Even though a very small number of people with hypertrophic cardiomyopathy require a transplant (and some never show clinical symptoms), Chris’s health was going downhill quickly, despite his active lifestyle.

“We didn’t know how long we’d have to wait for a transplant,” Chris says, “and we didn’t want to slow down on our life goals. 
We wanted more kids, regardless.”

According to Tanya: “We decided everything was going to be fine, so let’s get on with it.” They had heard about PGD from a genetic counsellor and, after many private discussions about the cost, the ethics and the process, they decided to do it.

“I didn’t ever want to see my kids going through what Chris has gone through,” says Tanya. “And I couldn’t imagine throwing caution to the wind, because for us there is a 50-50 chance that the gene will pass on. That was too much of a serious risk when there was an opportunity to have children who would be free of it.”

A long process

The process of getting pregnant was physically more challenging for Tanya than she had anticipated. After a month of tests and injecting herself with hormones twice a day—all the things that go with IVF—she was a wreck. Yet she still had to function at work, mother Morgan and care for Chris. He now needed regular naps, a special diet and constant medical management.

On top of it all, that first round of IVF with PGD, which can cost up to $16,000, didn’t work. Tanya, by then 31, was so disappointed, and wasn’t sure she had the strength, let alone the money, to try again. At a follow-up appointment six weeks later, Yuzpe let them know a second cycle wouldn’t cost as much as the first. Tanya says that, while that was good news, “thousands of dollars is still a lot of money for us.”

But they decided they weren’t going to let money stand between them and a healthy child. So they tried again. This time, the IVF with PGD worked. The embryos were tested and were clear of the disease, and doctors implanted two into Tanya.

Ongoing recovery

The Kirby twins were born on June 28, 2010, a week after their father’s life had been saved by an anonymous organ donor. Chris was released from hospital first, but once they were all back home, of course, neither he nor Tanya got the rest they needed. With two newborns to feed and change, and a toddler who needed extra love and attention, there weren’t many opportunities to relax, even with the help offered by friends and family.

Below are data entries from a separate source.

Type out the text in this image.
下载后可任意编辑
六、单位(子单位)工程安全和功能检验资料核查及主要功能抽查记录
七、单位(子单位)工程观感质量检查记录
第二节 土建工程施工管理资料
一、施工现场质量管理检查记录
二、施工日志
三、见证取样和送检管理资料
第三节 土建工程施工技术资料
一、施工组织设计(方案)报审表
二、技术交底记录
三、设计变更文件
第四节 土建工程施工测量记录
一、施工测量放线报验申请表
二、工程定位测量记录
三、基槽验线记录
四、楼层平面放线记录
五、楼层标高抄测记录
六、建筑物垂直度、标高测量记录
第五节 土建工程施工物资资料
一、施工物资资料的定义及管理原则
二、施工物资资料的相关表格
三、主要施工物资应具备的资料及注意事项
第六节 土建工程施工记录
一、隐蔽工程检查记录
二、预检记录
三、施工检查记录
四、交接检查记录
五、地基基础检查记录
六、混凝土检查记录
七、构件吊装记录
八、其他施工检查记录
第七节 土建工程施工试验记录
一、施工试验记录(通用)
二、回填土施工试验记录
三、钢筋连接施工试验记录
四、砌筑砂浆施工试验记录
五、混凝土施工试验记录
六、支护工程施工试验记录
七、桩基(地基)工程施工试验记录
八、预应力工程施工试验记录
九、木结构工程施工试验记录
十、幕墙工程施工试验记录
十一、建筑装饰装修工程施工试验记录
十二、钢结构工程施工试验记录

“It hasn’t been the standard heart surgery recovery,” says Tanya. “Right out of the gate, we were taking care of babies.” But they are all better than ever. Although Chris’s recovery is ongoing, he’s now more able to participate in family life than before his transplant, when fatigue made it hard to even help around the house. He gets up at night to help Tanya feed the babies. And just yesterday, he went for his first post-operative jog. Now that doctors have cleared Chris for all physical activity, he has picked up long-distance road bicycling, and he plans to complete a race within the coming year.

“As far as I know, no other heart transplant patient has done that,” he says, standing over his twins on the couch. “I want to prove that it can be done and inspire other transplant patients to believe that anything is possible.”

This couple would know. Their life mantra is: Attitude makes the difference between adventure and ordeal. Theirs has been both, and they’ve come out smiling.